Francja. Podejrzany o atak w Paryżu przyznał się do winy. I do pomyłki
18-letni Pakistańczyk, główny podejrzany w sprawie piątkowego ataku maczetą w Paryżu, przyznał się do winy. Zamachowiec dodał jednak, że chciał ukarać dziennikarzy "Charlie Hebdo” za niedawną ponowną publikację karykatur Mahometa. Nie wiedział, że redakcja zmieniła siedzibę po ataku w 2015 roku.
Zamachowiec zaatakował dwóch dziennikarzy agencji Premieres Lignes, którzy wyszli na papierosa przed budynek przy rue Nicolas Appert 10 w XI dzielnicy Paryża. Dawniej mieściła się tam redakcja "Charlie Hebdo”.
Satyryczny tygodnik przeniósł się jednak pod nowy adres, utrzymywany obecnie w tajemnicy, po atakach terrorystycznych ze stycznia 2015 r.. Dżihadyści otworzyli wówczas ogień z broni maszynowej w siedzibie redakcji. Zginęło 12 osób, w tym główni rysownicy gazety.
18-letni Pakistańczyk tuż przed zamachem miał przeprowadzić rekonesans, nie zorientował się jednak, że w budynku nie ma już redakcji "Charlie Hebdo". A to właśnie jej pracowników chciał ukarać za ponowną publikację karykatur Mahometa.
Atak w Paryżu. Zatrzymano już 9 osób
W areszcie oprócz 18-latka przebywa jeszcze osiem osób. Jest wśród nich pięciu mężczyzn, którzy mieszkali z nim w podparyskim Pantin, dwóch bliskich znajomych i młodszy brat, który został aresztowany w departamencie Val-d'Oise.

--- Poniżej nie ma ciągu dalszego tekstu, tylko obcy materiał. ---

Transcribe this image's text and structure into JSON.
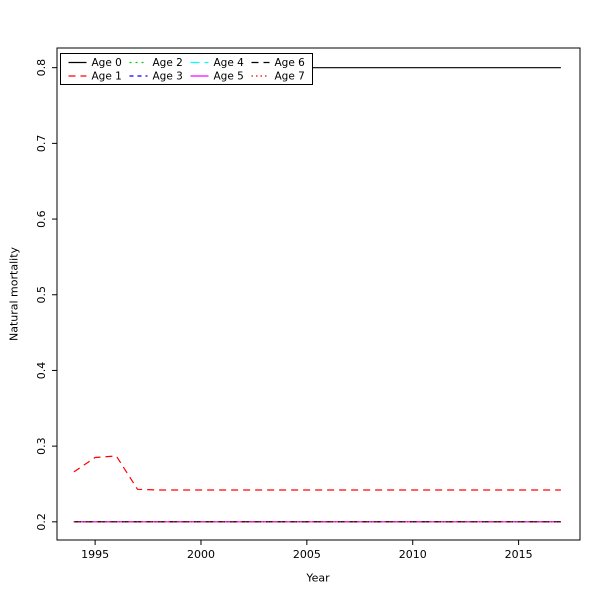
{
  "chart_data": {
    "type": "line",
    "title": "",
    "xlabel": "Year",
    "ylabel": "Natural mortality",
    "legend_position": "top-left",
    "grid": false,
    "xlim": [
      1993.2,
      2017.9
    ],
    "ylim": [
      0.176,
      0.826
    ],
    "x_ticks": [
      1995,
      2000,
      2005,
      2010,
      2015
    ],
    "y_ticks": [
      0.2,
      0.3,
      0.4,
      0.5,
      0.6,
      0.7,
      0.8
    ],
    "x": [
      1994,
      1995,
      1996,
      1997,
      1998,
      1999,
      2000,
      2001,
      2002,
      2003,
      2004,
      2005,
      2006,
      2007,
      2008,
      2009,
      2010,
      2011,
      2012,
      2013,
      2014,
      2015,
      2016,
      2017
    ],
    "series": [
      {
        "name": "Age 0",
        "color": "#000000",
        "dash": "solid",
        "values": [
          0.8,
          0.8,
          0.8,
          0.8,
          0.8,
          0.8,
          0.8,
          0.8,
          0.8,
          0.8,
          0.8,
          0.8,
          0.8,
          0.8,
          0.8,
          0.8,
          0.8,
          0.8,
          0.8,
          0.8,
          0.8,
          0.8,
          0.8,
          0.8
        ]
      },
      {
        "name": "Age 1",
        "color": "#FF0000",
        "dash": "dashed",
        "values": [
          0.266,
          0.285,
          0.287,
          0.243,
          0.242,
          0.242,
          0.242,
          0.242,
          0.242,
          0.242,
          0.242,
          0.242,
          0.242,
          0.242,
          0.242,
          0.242,
          0.242,
          0.242,
          0.242,
          0.242,
          0.242,
          0.242,
          0.242,
          0.242
        ]
      },
      {
        "name": "Age 2",
        "color": "#00CD00",
        "dash": "dotted",
        "values": [
          0.2,
          0.2,
          0.2,
          0.2,
          0.2,
          0.2,
          0.2,
          0.2,
          0.2,
          0.2,
          0.2,
          0.2,
          0.2,
          0.2,
          0.2,
          0.2,
          0.2,
          0.2,
          0.2,
          0.2,
          0.2,
          0.2,
          0.2,
          0.2
        ]
      },
      {
        "name": "Age 3",
        "color": "#0000FF",
        "dash": "shortdash",
        "values": [
          0.2,
          0.2,
          0.2,
          0.2,
          0.2,
          0.2,
          0.2,
          0.2,
          0.2,
          0.2,
          0.2,
          0.2,
          0.2,
          0.2,
          0.2,
          0.2,
          0.2,
          0.2,
          0.2,
          0.2,
          0.2,
          0.2,
          0.2,
          0.2
        ]
      },
      {
        "name": "Age 4",
        "color": "#00FFFF",
        "dash": "longdash",
        "values": [
          0.2,
          0.2,
          0.2,
          0.2,
          0.2,
          0.2,
          0.2,
          0.2,
          0.2,
          0.2,
          0.2,
          0.2,
          0.2,
          0.2,
          0.2,
          0.2,
          0.2,
          0.2,
          0.2,
          0.2,
          0.2,
          0.2,
          0.2,
          0.2
        ]
      },
      {
        "name": "Age 5",
        "color": "#FF00FF",
        "dash": "solid",
        "values": [
          0.2,
          0.2,
          0.2,
          0.2,
          0.2,
          0.2,
          0.2,
          0.2,
          0.2,
          0.2,
          0.2,
          0.2,
          0.2,
          0.2,
          0.2,
          0.2,
          0.2,
          0.2,
          0.2,
          0.2,
          0.2,
          0.2,
          0.2,
          0.2
        ]
      },
      {
        "name": "Age 6",
        "color": "#000000",
        "dash": "dashed",
        "values": [
          0.2,
          0.2,
          0.2,
          0.2,
          0.2,
          0.2,
          0.2,
          0.2,
          0.2,
          0.2,
          0.2,
          0.2,
          0.2,
          0.2,
          0.2,
          0.2,
          0.2,
          0.2,
          0.2,
          0.2,
          0.2,
          0.2,
          0.2,
          0.2
        ]
      },
      {
        "name": "Age 7",
        "color": "#FF0000",
        "dash": "finedot",
        "values": [
          0.2,
          0.2,
          0.2,
          0.2,
          0.2,
          0.2,
          0.2,
          0.2,
          0.2,
          0.2,
          0.2,
          0.2,
          0.2,
          0.2,
          0.2,
          0.2,
          0.2,
          0.2,
          0.2,
          0.2,
          0.2,
          0.2,
          0.2,
          0.2
        ]
      }
    ]
  }
}
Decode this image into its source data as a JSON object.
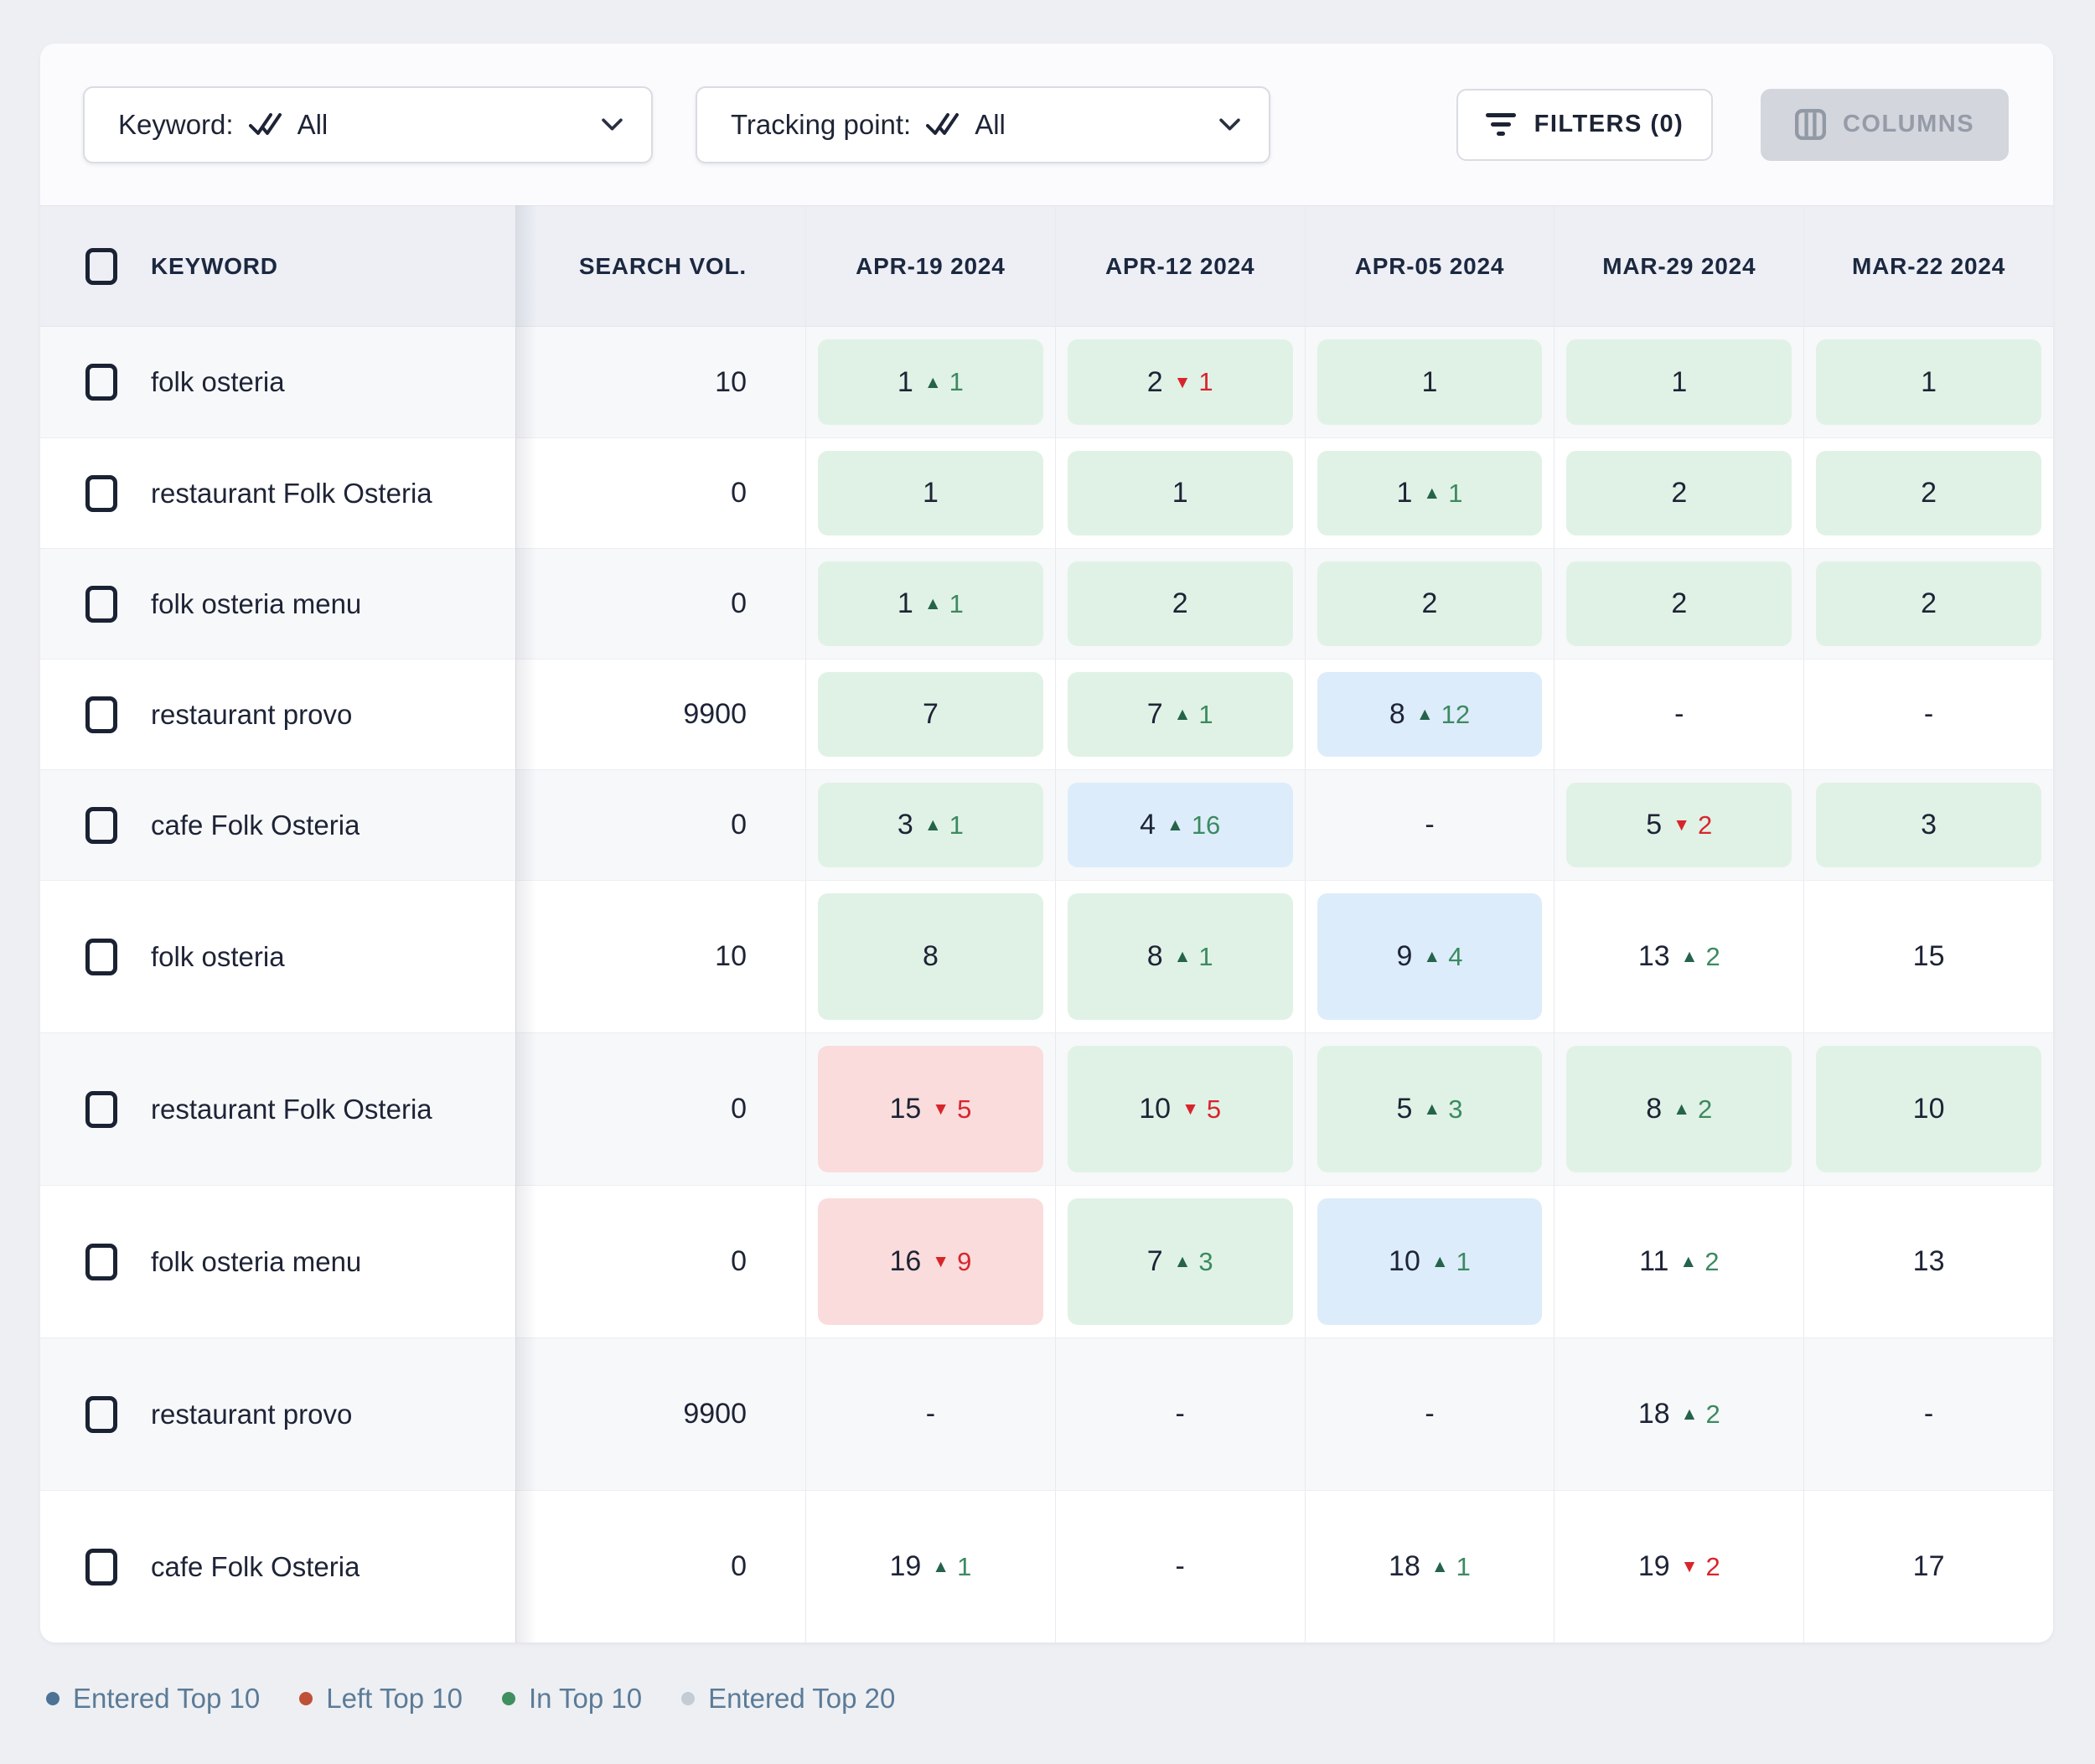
{
  "toolbar": {
    "keyword_filter": {
      "label": "Keyword:",
      "value": "All"
    },
    "tracking_point_filter": {
      "label": "Tracking point:",
      "value": "All"
    },
    "filters_label": "FILTERS (0)",
    "columns_label": "COLUMNS"
  },
  "icons": {
    "filter_value": "double-check-icon",
    "dropdown": "chevron-down-icon",
    "filters_button": "filter-lines-icon",
    "columns_button": "columns-icon",
    "rank_up": "triangle-up-icon",
    "rank_down": "triangle-down-icon"
  },
  "table": {
    "header": {
      "keyword": "KEYWORD",
      "search_vol": "SEARCH VOL.",
      "dates": [
        "APR-19 2024",
        "APR-12 2024",
        "APR-05 2024",
        "MAR-29 2024",
        "MAR-22 2024"
      ]
    },
    "rows": [
      {
        "keyword": "folk osteria",
        "search_vol": "10",
        "size": "short",
        "cells": [
          {
            "rank": "1",
            "delta": "1",
            "dir": "up",
            "bg": "green"
          },
          {
            "rank": "2",
            "delta": "1",
            "dir": "down",
            "bg": "green"
          },
          {
            "rank": "1",
            "bg": "green"
          },
          {
            "rank": "1",
            "bg": "green"
          },
          {
            "rank": "1",
            "bg": "green"
          }
        ]
      },
      {
        "keyword": "restaurant Folk Osteria",
        "search_vol": "0",
        "size": "short",
        "cells": [
          {
            "rank": "1",
            "bg": "green"
          },
          {
            "rank": "1",
            "bg": "green"
          },
          {
            "rank": "1",
            "delta": "1",
            "dir": "up",
            "bg": "green"
          },
          {
            "rank": "2",
            "bg": "green"
          },
          {
            "rank": "2",
            "bg": "green"
          }
        ]
      },
      {
        "keyword": "folk osteria menu",
        "search_vol": "0",
        "size": "short",
        "cells": [
          {
            "rank": "1",
            "delta": "1",
            "dir": "up",
            "bg": "green"
          },
          {
            "rank": "2",
            "bg": "green"
          },
          {
            "rank": "2",
            "bg": "green"
          },
          {
            "rank": "2",
            "bg": "green"
          },
          {
            "rank": "2",
            "bg": "green"
          }
        ]
      },
      {
        "keyword": "restaurant provo",
        "search_vol": "9900",
        "size": "short",
        "cells": [
          {
            "rank": "7",
            "bg": "green"
          },
          {
            "rank": "7",
            "delta": "1",
            "dir": "up",
            "bg": "green"
          },
          {
            "rank": "8",
            "delta": "12",
            "dir": "up",
            "bg": "blue"
          },
          {
            "rank": "-",
            "bg": "none"
          },
          {
            "rank": "-",
            "bg": "none"
          }
        ]
      },
      {
        "keyword": "cafe Folk Osteria",
        "search_vol": "0",
        "size": "short",
        "cells": [
          {
            "rank": "3",
            "delta": "1",
            "dir": "up",
            "bg": "green"
          },
          {
            "rank": "4",
            "delta": "16",
            "dir": "up",
            "bg": "blue"
          },
          {
            "rank": "-",
            "bg": "none"
          },
          {
            "rank": "5",
            "delta": "2",
            "dir": "down",
            "bg": "green"
          },
          {
            "rank": "3",
            "bg": "green"
          }
        ]
      },
      {
        "keyword": "folk osteria",
        "search_vol": "10",
        "size": "tall",
        "cells": [
          {
            "rank": "8",
            "bg": "green"
          },
          {
            "rank": "8",
            "delta": "1",
            "dir": "up",
            "bg": "green"
          },
          {
            "rank": "9",
            "delta": "4",
            "dir": "up",
            "bg": "blue"
          },
          {
            "rank": "13",
            "delta": "2",
            "dir": "up",
            "bg": "none"
          },
          {
            "rank": "15",
            "bg": "none"
          }
        ]
      },
      {
        "keyword": "restaurant Folk Osteria",
        "search_vol": "0",
        "size": "tall",
        "cells": [
          {
            "rank": "15",
            "delta": "5",
            "dir": "down",
            "bg": "red"
          },
          {
            "rank": "10",
            "delta": "5",
            "dir": "down",
            "bg": "green"
          },
          {
            "rank": "5",
            "delta": "3",
            "dir": "up",
            "bg": "green"
          },
          {
            "rank": "8",
            "delta": "2",
            "dir": "up",
            "bg": "green"
          },
          {
            "rank": "10",
            "bg": "green"
          }
        ]
      },
      {
        "keyword": "folk osteria menu",
        "search_vol": "0",
        "size": "tall",
        "cells": [
          {
            "rank": "16",
            "delta": "9",
            "dir": "down",
            "bg": "red"
          },
          {
            "rank": "7",
            "delta": "3",
            "dir": "up",
            "bg": "green"
          },
          {
            "rank": "10",
            "delta": "1",
            "dir": "up",
            "bg": "blue"
          },
          {
            "rank": "11",
            "delta": "2",
            "dir": "up",
            "bg": "none"
          },
          {
            "rank": "13",
            "bg": "none"
          }
        ]
      },
      {
        "keyword": "restaurant provo",
        "search_vol": "9900",
        "size": "tall",
        "cells": [
          {
            "rank": "-",
            "bg": "none"
          },
          {
            "rank": "-",
            "bg": "none"
          },
          {
            "rank": "-",
            "bg": "none"
          },
          {
            "rank": "18",
            "delta": "2",
            "dir": "up",
            "bg": "none"
          },
          {
            "rank": "-",
            "bg": "none"
          }
        ]
      },
      {
        "keyword": "cafe Folk Osteria",
        "search_vol": "0",
        "size": "tall",
        "cells": [
          {
            "rank": "19",
            "delta": "1",
            "dir": "up",
            "bg": "none"
          },
          {
            "rank": "-",
            "bg": "none"
          },
          {
            "rank": "18",
            "delta": "1",
            "dir": "up",
            "bg": "none"
          },
          {
            "rank": "19",
            "delta": "2",
            "dir": "down",
            "bg": "none"
          },
          {
            "rank": "17",
            "bg": "none"
          }
        ]
      }
    ]
  },
  "legend": {
    "items": [
      {
        "label": "Entered Top 10",
        "color": "#4d7296"
      },
      {
        "label": "Left Top 10",
        "color": "#bf5037"
      },
      {
        "label": "In Top 10",
        "color": "#3f8f60"
      },
      {
        "label": "Entered Top 20",
        "color": "#c3ccd4"
      }
    ]
  },
  "colors": {
    "cell_green": "#e0f2e6",
    "cell_blue": "#dcecfa",
    "cell_red": "#fadcdc",
    "delta_up_arrow": "#25634a",
    "delta_up_value": "#3c8a60",
    "delta_down": "#d8252c",
    "page_bg": "#edeff3",
    "header_bg": "#edeff5",
    "row_alt": "#f7f8fa",
    "text": "#1e2436",
    "legend_text": "#5b7b97"
  }
}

Portal leparisen.fr informuje, że podejrzany o zamach 18-latek trafił do Francji 3 lata temu. To Ali H. Nieletnim chłopakiem, który dotarł do Francji bez rodziców, zajęły się wówczas służby społeczne. Podejrzewano wówczas, że może być starszy niż podaje, jednak sąd rodzinny nie wyraził zgody na przeprowadzenie badań, umożliwiających sprecyzowanie jego wieku. Jak donoszą francuskie media, to standardowa decyzja wielu sądów - badania te nie są bowiem zbyt wiarygodne.
Według francuskich służb Ali H. nigdy nie wykazywał oznak radykalizacji. W czerwcu został jednak zatrzymany przez policję za posiadanie broni.